Rectificó la postura y separó las piernas para distribuir el peso de manera equilibrada y quedar mejor afianzado. Ya estaba listo. Quería pelea.
– ¡He venido por ti, paqui de mierda! ¡Nunca me has gustado! ¡Y encima os habéis aprovechado de Eleanor! ¡Tú y ese Pyke!
Hilary me cogió, de la mano. Estaba tranquila.
– ¿Por qué no echamos a correr? -me propuso.
– Buena idea -dije-. Eso es.
– Pues anda, vamos.
Eché a correr hacia Heater y, para encaramarme a él, me subí a su rodilla, le agarré de las solapas y aproveché el impulso para darle un buen golpetazo en la nariz con la frente, tal como me habían enseñado en la escuela. ¡Gracias a Dios que existe una cosa que se llama educación! Heater se alejó haciendo eses con las manos en la nariz. Y, entonces, Hilary y yo echamos a correr y a gritar y a abrazarnos y a besarnos y, de pronto, vi sangre por todas partes, estábamos literalmente cubiertos de sangre. Había olvidado por completo que si algo había aprendido Heater en la escuela era a no salir nunca de casa sin llevar cuchillas de afeitar cosidas debajo de las solapas.
16
El teatro se llenaba todas las noches y, para mayor satisfacción, los viernes y sábados había gente que tenía que volverse a casa sin entrada. Haríamos más funciones de las previstas. No me podía quitar el espectáculo de la cabeza en todo el día. ¿Cómo iba a olvidarlo? Pasar por aquella experiencia todas las noches suponía un esfuerzo tremendo. Si no estaba concentrado de verdad, era imposible actuar, como descubrí la noche que me encontré desamparado, en medio del escenario, mirando a Eleanor embobado y sin saber por qué acto íbamos. Enseguida aprendí que la mejor táctica para evitar que la función de la noche me amargara el día era volver el horario normal del revés: levantarme a las tres o las cuatro de la tarde para tener la sensación de que la función se hacía por la mañana y, así, después siempre me quedaban muchas horas por delante para pensar en otras cosas.

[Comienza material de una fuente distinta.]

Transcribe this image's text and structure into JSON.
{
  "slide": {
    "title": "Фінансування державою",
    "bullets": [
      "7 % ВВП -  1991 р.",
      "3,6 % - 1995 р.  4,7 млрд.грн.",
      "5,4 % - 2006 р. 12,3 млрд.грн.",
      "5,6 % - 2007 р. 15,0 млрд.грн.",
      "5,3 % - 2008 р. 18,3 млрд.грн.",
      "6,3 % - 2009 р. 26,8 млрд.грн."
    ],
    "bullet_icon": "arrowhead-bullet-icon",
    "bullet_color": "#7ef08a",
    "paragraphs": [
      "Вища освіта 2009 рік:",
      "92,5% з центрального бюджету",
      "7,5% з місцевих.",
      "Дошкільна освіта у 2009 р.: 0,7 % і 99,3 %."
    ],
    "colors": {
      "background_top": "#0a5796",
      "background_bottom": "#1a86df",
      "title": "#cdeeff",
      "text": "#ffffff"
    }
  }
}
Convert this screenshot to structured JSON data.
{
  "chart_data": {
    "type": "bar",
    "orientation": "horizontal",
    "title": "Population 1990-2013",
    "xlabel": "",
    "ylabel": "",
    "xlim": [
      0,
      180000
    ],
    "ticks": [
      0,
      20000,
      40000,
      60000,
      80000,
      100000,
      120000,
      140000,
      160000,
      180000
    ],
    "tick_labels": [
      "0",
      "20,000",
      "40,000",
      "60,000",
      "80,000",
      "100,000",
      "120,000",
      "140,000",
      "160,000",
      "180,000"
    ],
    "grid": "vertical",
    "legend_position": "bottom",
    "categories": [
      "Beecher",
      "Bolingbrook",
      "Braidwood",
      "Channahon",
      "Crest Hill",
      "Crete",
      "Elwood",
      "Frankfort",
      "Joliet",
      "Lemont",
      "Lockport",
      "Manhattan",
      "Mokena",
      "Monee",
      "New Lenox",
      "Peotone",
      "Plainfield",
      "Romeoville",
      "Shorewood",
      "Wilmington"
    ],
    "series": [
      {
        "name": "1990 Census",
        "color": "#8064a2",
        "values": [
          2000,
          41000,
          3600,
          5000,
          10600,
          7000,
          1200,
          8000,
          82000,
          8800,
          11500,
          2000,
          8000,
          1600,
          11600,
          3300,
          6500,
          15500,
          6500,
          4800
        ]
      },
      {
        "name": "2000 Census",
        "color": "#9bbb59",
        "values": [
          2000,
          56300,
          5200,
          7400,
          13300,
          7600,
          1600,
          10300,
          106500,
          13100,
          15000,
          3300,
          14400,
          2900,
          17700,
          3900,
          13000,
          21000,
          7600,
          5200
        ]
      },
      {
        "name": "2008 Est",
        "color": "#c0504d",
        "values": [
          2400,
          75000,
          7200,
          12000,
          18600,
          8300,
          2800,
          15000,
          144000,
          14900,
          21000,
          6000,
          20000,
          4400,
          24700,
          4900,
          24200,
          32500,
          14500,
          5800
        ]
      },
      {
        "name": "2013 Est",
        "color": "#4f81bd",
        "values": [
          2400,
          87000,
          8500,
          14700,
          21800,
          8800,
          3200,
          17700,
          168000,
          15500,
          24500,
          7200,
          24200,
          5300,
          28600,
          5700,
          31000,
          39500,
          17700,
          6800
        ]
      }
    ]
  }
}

Después de la función íbamos siempre a algún restaurante y todas las miradas se posaban en nosotros. La gente nos señalaba. Nos invitaban a copas, les parecía un privilegio conocernos. Nos invitaban con insistencia a sus fiestas, para darles un toque interesante. Y nosotros aceptábamos las invitaciones y aparecíamos a medianoche cargados de botellas de vino y cerveza. Siempre nos ofrecían alguna droga. Me acosté con varias mujeres. Ahora todo esto resultaba mucho más fácil. También tenía un agente. De hecho, hasta me habían ofrecido un pequeño papel de taxista en una película de televisión. Disponía de dinero para divertirme. Una noche, Pyke pasó por el teatro y nos preguntó si nos apetecía irnos a Nueva York con el espectáculo. Al parecer, un teatro pequeño pero de mucho prestigio nos había hecho una oferta. ¿Nos apetecía ir?
– Si os interesa, decídmelo -dejó caer, como si no le importara-. Vosotros tenéis la última palabra.